Mais que va faire la Chine ? Le prochain grand rôle du pays dans les négociations internationales consistera à tenter d’obtenir un accord mondial solide sur le changement climatique lors du prochain sommet COP26 des Nations unies à Glasgow. La Chine, premier émetteur de dioxyde de carbone au monde, bénéficie de la reconnaissance des groupes environnementaux pour ses engagements en matière de climat. Pourtant, à y regarder de près, les engagements de la Chine semblent creux et gonflés.

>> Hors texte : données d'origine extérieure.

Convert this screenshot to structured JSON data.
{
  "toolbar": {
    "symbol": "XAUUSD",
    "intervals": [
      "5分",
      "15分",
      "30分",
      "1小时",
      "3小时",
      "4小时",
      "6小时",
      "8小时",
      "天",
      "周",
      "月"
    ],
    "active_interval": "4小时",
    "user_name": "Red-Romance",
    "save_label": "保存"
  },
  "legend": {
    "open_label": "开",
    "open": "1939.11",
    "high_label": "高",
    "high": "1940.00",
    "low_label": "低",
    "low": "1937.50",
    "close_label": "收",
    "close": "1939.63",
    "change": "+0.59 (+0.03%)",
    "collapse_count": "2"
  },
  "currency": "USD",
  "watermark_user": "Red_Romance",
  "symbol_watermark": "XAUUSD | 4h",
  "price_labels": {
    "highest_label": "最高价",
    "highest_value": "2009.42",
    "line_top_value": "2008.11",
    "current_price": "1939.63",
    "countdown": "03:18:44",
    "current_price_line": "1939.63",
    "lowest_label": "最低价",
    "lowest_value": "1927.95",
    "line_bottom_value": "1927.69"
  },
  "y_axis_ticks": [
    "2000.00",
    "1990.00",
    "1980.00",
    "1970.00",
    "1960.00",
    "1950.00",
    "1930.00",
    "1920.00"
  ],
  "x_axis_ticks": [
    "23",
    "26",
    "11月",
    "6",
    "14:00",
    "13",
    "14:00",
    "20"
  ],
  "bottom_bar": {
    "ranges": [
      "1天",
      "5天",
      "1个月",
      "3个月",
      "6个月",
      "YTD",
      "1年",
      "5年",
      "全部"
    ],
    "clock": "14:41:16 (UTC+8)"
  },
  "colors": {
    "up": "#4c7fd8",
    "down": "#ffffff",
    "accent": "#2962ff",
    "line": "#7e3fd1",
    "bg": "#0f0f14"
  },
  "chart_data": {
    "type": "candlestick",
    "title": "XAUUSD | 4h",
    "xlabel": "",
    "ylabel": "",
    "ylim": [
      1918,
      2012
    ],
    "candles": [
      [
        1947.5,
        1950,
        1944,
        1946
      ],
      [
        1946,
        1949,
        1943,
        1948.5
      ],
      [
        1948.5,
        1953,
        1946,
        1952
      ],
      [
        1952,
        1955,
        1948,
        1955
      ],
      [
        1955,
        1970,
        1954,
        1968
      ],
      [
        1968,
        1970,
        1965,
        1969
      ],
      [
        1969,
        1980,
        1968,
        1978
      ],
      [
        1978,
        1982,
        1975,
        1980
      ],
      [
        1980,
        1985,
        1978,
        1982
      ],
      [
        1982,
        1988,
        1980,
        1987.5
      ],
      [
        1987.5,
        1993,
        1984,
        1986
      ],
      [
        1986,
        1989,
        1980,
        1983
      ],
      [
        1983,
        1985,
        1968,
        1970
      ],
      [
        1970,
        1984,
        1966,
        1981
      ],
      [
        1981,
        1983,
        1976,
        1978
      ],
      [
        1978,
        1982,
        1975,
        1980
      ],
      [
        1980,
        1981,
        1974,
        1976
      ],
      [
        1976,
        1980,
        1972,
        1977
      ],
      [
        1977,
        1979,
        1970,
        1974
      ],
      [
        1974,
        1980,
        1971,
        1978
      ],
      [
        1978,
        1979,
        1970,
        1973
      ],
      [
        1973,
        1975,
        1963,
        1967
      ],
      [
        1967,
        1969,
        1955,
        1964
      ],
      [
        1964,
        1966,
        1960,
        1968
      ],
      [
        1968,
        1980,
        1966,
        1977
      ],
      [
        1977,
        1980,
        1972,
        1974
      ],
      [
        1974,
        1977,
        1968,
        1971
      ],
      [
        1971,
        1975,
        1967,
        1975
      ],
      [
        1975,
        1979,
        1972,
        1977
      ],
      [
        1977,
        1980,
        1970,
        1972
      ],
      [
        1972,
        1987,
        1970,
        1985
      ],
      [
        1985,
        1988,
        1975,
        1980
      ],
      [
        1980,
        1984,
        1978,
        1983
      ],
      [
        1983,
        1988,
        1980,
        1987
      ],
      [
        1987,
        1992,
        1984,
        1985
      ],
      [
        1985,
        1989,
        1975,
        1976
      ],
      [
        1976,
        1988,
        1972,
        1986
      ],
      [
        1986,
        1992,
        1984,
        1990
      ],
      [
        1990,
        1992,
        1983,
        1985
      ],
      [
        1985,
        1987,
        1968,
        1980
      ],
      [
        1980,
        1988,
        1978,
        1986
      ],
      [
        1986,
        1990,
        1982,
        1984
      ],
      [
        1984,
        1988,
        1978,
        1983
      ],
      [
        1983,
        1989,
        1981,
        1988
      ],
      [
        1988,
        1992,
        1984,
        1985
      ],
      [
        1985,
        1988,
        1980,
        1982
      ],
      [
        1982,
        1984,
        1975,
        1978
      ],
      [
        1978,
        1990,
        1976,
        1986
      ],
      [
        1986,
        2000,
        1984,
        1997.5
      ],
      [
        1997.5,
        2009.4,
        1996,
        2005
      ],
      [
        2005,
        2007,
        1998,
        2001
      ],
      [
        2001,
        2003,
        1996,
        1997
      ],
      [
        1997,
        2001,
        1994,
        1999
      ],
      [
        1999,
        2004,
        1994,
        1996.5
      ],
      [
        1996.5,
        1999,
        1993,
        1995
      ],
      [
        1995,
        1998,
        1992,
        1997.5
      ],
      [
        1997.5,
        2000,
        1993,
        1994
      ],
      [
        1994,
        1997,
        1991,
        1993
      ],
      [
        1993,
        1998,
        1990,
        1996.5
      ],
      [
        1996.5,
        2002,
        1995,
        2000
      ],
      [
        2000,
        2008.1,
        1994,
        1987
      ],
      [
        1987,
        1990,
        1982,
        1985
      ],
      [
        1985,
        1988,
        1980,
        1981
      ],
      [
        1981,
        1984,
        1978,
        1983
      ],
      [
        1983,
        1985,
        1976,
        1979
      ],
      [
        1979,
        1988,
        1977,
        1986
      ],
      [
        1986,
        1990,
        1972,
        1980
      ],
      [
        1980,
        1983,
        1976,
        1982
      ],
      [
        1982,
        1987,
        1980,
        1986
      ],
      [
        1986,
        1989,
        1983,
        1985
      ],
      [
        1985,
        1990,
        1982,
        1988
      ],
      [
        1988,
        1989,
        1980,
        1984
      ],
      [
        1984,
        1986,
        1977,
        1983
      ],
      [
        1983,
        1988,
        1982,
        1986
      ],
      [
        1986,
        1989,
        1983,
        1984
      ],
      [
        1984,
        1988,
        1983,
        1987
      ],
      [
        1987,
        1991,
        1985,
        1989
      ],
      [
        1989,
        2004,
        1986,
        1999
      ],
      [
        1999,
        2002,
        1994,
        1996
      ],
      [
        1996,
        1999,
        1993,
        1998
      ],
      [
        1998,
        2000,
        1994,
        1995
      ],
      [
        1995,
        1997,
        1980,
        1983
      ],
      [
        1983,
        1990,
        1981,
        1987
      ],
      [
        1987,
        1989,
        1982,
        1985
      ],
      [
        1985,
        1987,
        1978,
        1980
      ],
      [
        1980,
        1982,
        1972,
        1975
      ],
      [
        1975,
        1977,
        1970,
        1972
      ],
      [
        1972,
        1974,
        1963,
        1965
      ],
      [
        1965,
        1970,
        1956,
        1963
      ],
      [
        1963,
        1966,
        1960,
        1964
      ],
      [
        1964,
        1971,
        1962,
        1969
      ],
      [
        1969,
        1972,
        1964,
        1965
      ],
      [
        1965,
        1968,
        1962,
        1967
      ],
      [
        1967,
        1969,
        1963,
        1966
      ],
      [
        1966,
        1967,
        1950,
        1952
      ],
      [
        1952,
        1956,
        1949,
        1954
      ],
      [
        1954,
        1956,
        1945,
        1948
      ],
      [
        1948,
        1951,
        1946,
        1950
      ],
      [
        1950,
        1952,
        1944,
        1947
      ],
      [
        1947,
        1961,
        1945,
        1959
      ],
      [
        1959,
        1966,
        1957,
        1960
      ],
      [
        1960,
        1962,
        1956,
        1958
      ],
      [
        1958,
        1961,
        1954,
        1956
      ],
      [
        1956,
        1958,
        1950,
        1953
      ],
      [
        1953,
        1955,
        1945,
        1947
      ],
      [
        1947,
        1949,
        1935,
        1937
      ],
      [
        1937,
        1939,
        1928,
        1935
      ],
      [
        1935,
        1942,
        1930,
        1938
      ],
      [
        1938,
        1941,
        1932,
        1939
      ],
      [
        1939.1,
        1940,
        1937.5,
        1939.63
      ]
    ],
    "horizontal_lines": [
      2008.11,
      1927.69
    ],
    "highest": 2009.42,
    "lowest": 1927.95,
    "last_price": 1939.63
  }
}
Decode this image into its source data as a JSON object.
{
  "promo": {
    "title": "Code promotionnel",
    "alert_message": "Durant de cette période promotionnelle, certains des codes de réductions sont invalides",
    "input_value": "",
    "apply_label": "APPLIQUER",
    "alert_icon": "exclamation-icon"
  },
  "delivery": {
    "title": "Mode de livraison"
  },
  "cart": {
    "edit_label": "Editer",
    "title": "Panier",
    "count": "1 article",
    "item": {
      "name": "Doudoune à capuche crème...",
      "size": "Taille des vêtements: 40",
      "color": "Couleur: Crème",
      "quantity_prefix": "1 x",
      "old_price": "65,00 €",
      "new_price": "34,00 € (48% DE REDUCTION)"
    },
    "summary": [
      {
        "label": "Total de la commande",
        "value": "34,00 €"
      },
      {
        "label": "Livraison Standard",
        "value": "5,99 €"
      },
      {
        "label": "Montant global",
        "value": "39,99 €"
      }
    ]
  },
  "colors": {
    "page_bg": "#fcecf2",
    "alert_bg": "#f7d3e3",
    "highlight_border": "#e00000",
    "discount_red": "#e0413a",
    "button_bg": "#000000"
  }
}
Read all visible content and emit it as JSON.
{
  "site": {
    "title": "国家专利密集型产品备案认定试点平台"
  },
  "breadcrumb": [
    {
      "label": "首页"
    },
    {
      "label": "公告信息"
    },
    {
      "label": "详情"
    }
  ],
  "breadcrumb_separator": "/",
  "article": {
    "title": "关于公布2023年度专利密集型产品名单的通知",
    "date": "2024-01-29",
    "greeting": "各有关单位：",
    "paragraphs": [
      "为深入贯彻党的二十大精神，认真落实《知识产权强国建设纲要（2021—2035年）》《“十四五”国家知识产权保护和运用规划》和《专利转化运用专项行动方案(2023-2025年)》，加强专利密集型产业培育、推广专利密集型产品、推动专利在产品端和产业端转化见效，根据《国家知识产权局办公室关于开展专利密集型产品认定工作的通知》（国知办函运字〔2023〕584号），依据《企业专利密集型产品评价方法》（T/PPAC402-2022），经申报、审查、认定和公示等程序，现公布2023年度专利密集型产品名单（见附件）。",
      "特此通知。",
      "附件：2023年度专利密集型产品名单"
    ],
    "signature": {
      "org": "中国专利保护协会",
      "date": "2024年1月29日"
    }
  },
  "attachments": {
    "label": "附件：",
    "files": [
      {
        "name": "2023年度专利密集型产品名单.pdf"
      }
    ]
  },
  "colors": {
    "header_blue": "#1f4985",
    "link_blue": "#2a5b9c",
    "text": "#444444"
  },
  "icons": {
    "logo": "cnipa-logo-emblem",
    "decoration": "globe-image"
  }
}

Trois évidences : premièrement, la Chine ne fera rien avant longtemps pour réduire ses émissions de CO2 si cela doit perturber sa croissance économique et la création d’emplois. Deuxièmement, les entreprises chinoises continueront à prendre des participations dans des sociétés occidentales (en Écosse, par exemple) qui ont créé des technologies vertes pour les sources d’énergie renouvelable telles que les parcs éoliens. Mais qui d’autre profite réellement des efforts de la Chine pour dominer ce secteur ? Troisièmement, la Chine, est elle-même confrontée à d’importants défis environnementaux notamment en ce qui concerne l’approvisionnement en eau dans ses provinces du nord, s’appuiera sur son accord sur les objectifs climatiques – même s’il est insuffisant – pour contraindre les autres à se plier aux règles sur d’autres questions. Pour que la Chine se comporte mieux en matière d’environnement, on nous dira que nous devons nous taire sur les violations des droits de l’homme et les agressions territoriales.

« Les forts font ce qu’ils peuvent » est le principe directeur de la Chine ces jours-ci. Le plus grand nombre possible d’autres pays doit faire front commun pour l’empêcher de saper les valeurs démocratiques libérales dans son voisinage et dans le monde entier.